The World Wide Web: A Top Down Analytic View from Google

By:

Kim Clark

on 7/7/2011

Google has long claimed to be gathering information for the greater good. On each and every analytics profile I create, there is an option to “anonymously share information with Google“. This is something I believe in, since more data is directly related to better metrics. If we allow Google to see our data, to add our information to the larger group, the overall picture of the progression of internet trends is more complete. You can’t manage what you can’t measure. So I do share, with full faith that Google will use the information in a way that will eventually return the favor to me by making my job easier. By proxy, the results we generate for our clients become more successful and the decisions we help make more useful.

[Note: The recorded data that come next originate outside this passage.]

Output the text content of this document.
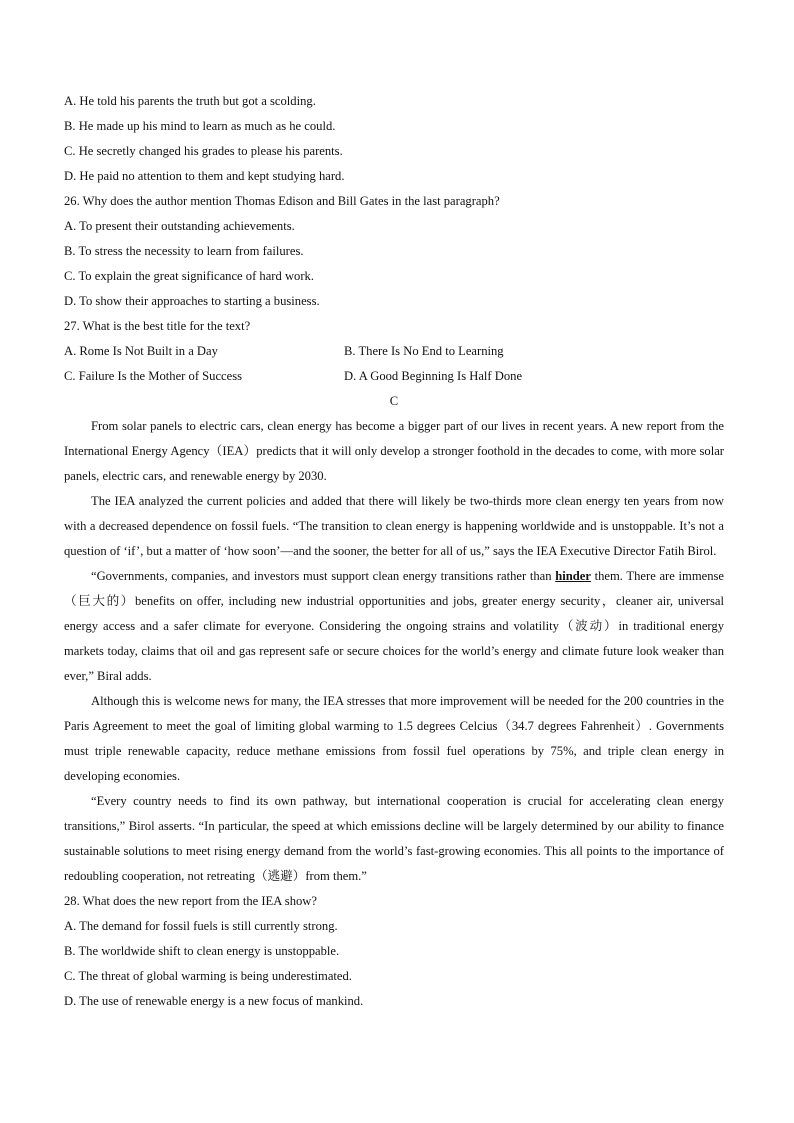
A. He told his parents the truth but got a scolding.
B. He made up his mind to learn as much as he could.
C. He secretly changed his grades to please his parents.
D. He paid no attention to them and kept studying hard.
26. Why does the author mention Thomas Edison and Bill Gates in the last paragraph?
A. To present their outstanding achievements.
B. To stress the necessity to learn from failures.
C. To explain the great significance of hard work.
D. To show their approaches to starting a business.
27. What is the best title for the text?
A. Rome Is Not Built in a Day	B. There Is No End to Learning
C. Failure Is the Mother of Success	D. A Good Beginning Is Half Done
C

From solar panels to electric cars, clean energy has become a bigger part of our lives in recent years. A new report from the International Energy Agency（IEA）predicts that it will only develop a stronger foothold in the decades to come, with more solar panels, electric cars, and renewable energy by 2030.

The IEA analyzed the current policies and added that there will likely be two-thirds more clean energy ten years from now with a decreased dependence on fossil fuels. “The transition to clean energy is happening worldwide and is unstoppable. It’s not a question of ‘if’, but a matter of ‘how soon’—and the sooner, the better for all of us,” says the IEA Executive Director Fatih Birol.

“Governments, companies, and investors must support clean energy transitions rather than hinder them. There are immense（巨大的）benefits on offer, including new industrial opportunities and jobs, greater energy security，cleaner air, universal energy access and a safer climate for everyone. Considering the ongoing strains and volatility（波动）in traditional energy markets today, claims that oil and gas represent safe or secure choices for the world’s energy and climate future look weaker than ever,” Biral adds.

Although this is welcome news for many, the IEA stresses that more improvement will be needed for the 200 countries in the Paris Agreement to meet the goal of limiting global warming to 1.5 degrees Celcius（34.7 degrees Fahrenheit）. Governments must triple renewable capacity, reduce methane emissions from fossil fuel operations by 75%, and triple clean energy in developing economies.

“Every country needs to find its own pathway, but international cooperation is crucial for accelerating clean energy transitions,” Birol asserts. “In particular, the speed at which emissions decline will be largely determined by our ability to finance sustainable solutions to meet rising energy demand from the world’s fast-growing economies. This all points to the importance of redoubling cooperation, not retreating（逃避）from them.”

28. What does the new report from the IEA show?
A. The demand for fossil fuels is still currently strong.
B. The worldwide shift to clean energy is unstoppable.
C. The threat of global warming is being underestimated.
D. The use of renewable energy is a new focus of mankind.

As a reward for my faith, I got an email from the good folks on the Google Analytics team last week that turned out to be the first of a promised series of newsletters for users participating in the shared data analytics project. This newsletter offers up some great information on the state of the web today as compared with a year ago.

I find this sort of information to be infinitely fascinating, and because I spend a good part of my work hours digging around in the minutia of our client’s web traffic reports, its interesting to me to see where our sites diverge from the norm and where they echo it.

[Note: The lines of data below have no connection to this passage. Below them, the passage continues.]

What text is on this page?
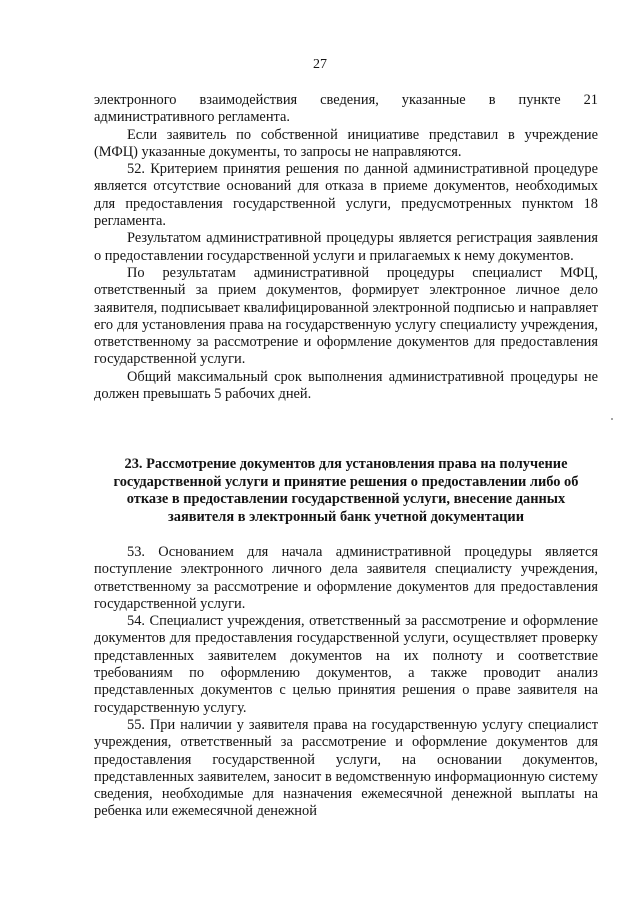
27

электронного взаимодействия сведения, указанные в пункте 21 административного регламента.

Если заявитель по собственной инициативе представил в учреждение (МФЦ) указанные документы, то запросы не направляются.

52. Критерием принятия решения по данной административной процедуре является отсутствие оснований для отказа в приеме документов, необходимых для предоставления государственной услуги, предусмотренных пунктом 18 регламента.

Результатом административной процедуры является регистрация заявления о предоставлении государственной услуги и прилагаемых к нему документов.

По результатам административной процедуры специалист МФЦ, ответственный за прием документов, формирует электронное личное дело заявителя, подписывает квалифицированной электронной подписью и направляет его для установления права на государственную услугу специалисту учреждения, ответственному за рассмотрение и оформление документов для предоставления государственной услуги.

Общий максимальный срок выполнения административной процедуры не должен превышать 5 рабочих дней.

23. Рассмотрение документов для установления права на получение государственной услуги и принятие решения о предоставлении либо об отказе в предоставлении государственной услуги, внесение данных заявителя в электронный банк учетной документации

53. Основанием для начала административной процедуры является поступление электронного личного дела заявителя специалисту учреждения, ответственному за рассмотрение и оформление документов для предоставления государственной услуги.

54. Специалист учреждения, ответственный за рассмотрение и оформление документов для предоставления государственной услуги, осуществляет проверку представленных заявителем документов на их полноту и соответствие требованиям по оформлению документов, а также проводит анализ представленных документов с целью принятия решения о праве заявителя на государственную услугу.

55. При наличии у заявителя права на государственную услугу специалист учреждения, ответственный за рассмотрение и оформление документов для предоставления государственной услуги, на основании документов, представленных заявителем, заносит в ведомственную информационную систему сведения, необходимые для назначения ежемесячной денежной выплаты на ребенка или ежемесячной денежной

Here are a few of the highlights shared by Google in their first newsletter: (the following content comes directly from the Google Analytics Team newsletter published on July 2nd, 2011. I did not write, analyze or interpret any of this information, I’m just sharing it.)

Site Metrics

Compared to a year ago, websites have seen reduced pages / visit, average time on site, as well as bounce rate.

Site-Metrics.jpg

Breakdown by Geography

The anonymous database of websites has aggregated geographic breakdown at the country level. Here are a few representative countries and their respective aggregate metrics. The first number in each cell represents the metric for the date range 11/1/10-2/1/11. The parenthesized number is the Year over Year delta compared to a year ago.

Breakdown-by-Geography.jpg

Bounce Rate

For bounce rate, the distribution by country is plotted below:

Bounce-Rate-Distribution-by-Country.jpg

The distribution above is annotated with some countries — which seem to indicate a story of leisure and stage of economic development. For a related metric: average time on site, the distribution by country is plotted below:

Average-Time-on-Site-by-Country.jpg

The type of countries annotated in the average time on site graph above seem to be in reverse order as those in the bounce rate distribution.

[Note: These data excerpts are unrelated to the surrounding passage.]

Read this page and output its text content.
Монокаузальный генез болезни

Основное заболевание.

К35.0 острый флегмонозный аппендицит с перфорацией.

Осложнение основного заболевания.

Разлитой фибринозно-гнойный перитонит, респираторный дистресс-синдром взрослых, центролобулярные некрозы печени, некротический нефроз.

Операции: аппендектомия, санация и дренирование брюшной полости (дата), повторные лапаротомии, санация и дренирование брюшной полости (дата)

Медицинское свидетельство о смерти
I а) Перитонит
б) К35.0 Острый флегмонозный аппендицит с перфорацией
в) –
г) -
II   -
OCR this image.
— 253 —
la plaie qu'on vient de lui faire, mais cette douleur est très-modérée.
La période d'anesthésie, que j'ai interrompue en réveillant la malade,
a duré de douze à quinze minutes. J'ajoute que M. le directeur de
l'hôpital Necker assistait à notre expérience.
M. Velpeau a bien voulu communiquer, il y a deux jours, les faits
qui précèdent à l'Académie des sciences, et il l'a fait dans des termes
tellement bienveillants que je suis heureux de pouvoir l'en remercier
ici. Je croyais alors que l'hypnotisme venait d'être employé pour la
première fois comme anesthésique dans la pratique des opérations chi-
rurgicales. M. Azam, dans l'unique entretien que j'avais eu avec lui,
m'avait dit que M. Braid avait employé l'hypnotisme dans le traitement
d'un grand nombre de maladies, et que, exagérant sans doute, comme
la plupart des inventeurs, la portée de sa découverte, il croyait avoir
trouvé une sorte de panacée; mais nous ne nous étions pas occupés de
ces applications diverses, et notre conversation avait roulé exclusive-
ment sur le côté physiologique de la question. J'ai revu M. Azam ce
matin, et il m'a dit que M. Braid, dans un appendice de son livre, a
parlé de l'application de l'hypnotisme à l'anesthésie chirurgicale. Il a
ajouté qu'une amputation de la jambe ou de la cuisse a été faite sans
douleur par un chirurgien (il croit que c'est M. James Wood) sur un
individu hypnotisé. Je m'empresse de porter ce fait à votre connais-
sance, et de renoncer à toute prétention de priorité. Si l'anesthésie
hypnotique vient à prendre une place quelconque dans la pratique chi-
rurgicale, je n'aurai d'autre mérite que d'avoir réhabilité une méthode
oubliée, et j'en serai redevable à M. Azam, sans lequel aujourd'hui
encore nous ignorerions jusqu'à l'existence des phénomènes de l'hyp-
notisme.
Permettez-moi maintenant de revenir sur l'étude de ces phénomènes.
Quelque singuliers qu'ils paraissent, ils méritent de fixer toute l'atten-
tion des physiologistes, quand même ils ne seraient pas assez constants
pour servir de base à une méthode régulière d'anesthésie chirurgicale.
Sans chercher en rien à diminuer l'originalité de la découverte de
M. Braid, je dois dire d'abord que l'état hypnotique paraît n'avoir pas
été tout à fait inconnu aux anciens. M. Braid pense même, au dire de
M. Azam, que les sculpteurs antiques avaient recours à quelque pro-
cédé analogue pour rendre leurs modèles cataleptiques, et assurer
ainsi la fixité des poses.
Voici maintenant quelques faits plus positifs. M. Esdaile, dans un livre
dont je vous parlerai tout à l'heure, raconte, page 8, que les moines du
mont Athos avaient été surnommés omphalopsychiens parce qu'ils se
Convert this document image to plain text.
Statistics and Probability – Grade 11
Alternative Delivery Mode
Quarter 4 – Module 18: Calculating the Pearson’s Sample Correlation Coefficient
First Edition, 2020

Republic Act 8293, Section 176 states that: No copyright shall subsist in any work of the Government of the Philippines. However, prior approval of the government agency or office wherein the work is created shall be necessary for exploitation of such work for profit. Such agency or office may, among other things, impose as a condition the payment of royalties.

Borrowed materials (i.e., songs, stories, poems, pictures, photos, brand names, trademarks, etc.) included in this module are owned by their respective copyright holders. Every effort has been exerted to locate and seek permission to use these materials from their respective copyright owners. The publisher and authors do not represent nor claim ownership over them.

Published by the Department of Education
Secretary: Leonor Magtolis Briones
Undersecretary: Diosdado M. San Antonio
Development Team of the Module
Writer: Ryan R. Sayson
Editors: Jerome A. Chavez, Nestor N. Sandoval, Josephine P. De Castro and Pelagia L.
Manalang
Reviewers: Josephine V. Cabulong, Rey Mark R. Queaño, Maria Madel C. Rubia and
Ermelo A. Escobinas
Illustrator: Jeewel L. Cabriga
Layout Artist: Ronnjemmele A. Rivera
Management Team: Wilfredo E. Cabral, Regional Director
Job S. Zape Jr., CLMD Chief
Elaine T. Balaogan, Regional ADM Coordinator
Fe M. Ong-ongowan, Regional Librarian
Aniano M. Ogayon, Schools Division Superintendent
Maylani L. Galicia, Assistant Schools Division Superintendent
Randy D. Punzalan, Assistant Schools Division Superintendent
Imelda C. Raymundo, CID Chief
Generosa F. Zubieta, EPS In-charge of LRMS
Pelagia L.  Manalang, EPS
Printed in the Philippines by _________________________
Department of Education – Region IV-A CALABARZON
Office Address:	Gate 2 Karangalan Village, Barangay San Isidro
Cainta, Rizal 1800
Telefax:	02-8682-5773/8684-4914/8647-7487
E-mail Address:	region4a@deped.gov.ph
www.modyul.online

*this makes since in that if bounce rate is an indicator of content not meeting the needs of the user, time on site indicates happy users that stay longer. I also find it interesting that the countries that spend the most time on site, on average, are countries in the Caribbean that prescribe to a phenomenon known as “island time”. Island Time means things happen at their own pace, whenever they get around to it. Very much the opposite of our American “everything happens right now” culture. *

These simple charts have given me lots to think about, and will fuel much conversation over the coming weekend, I am sure. I hope it does the same for you.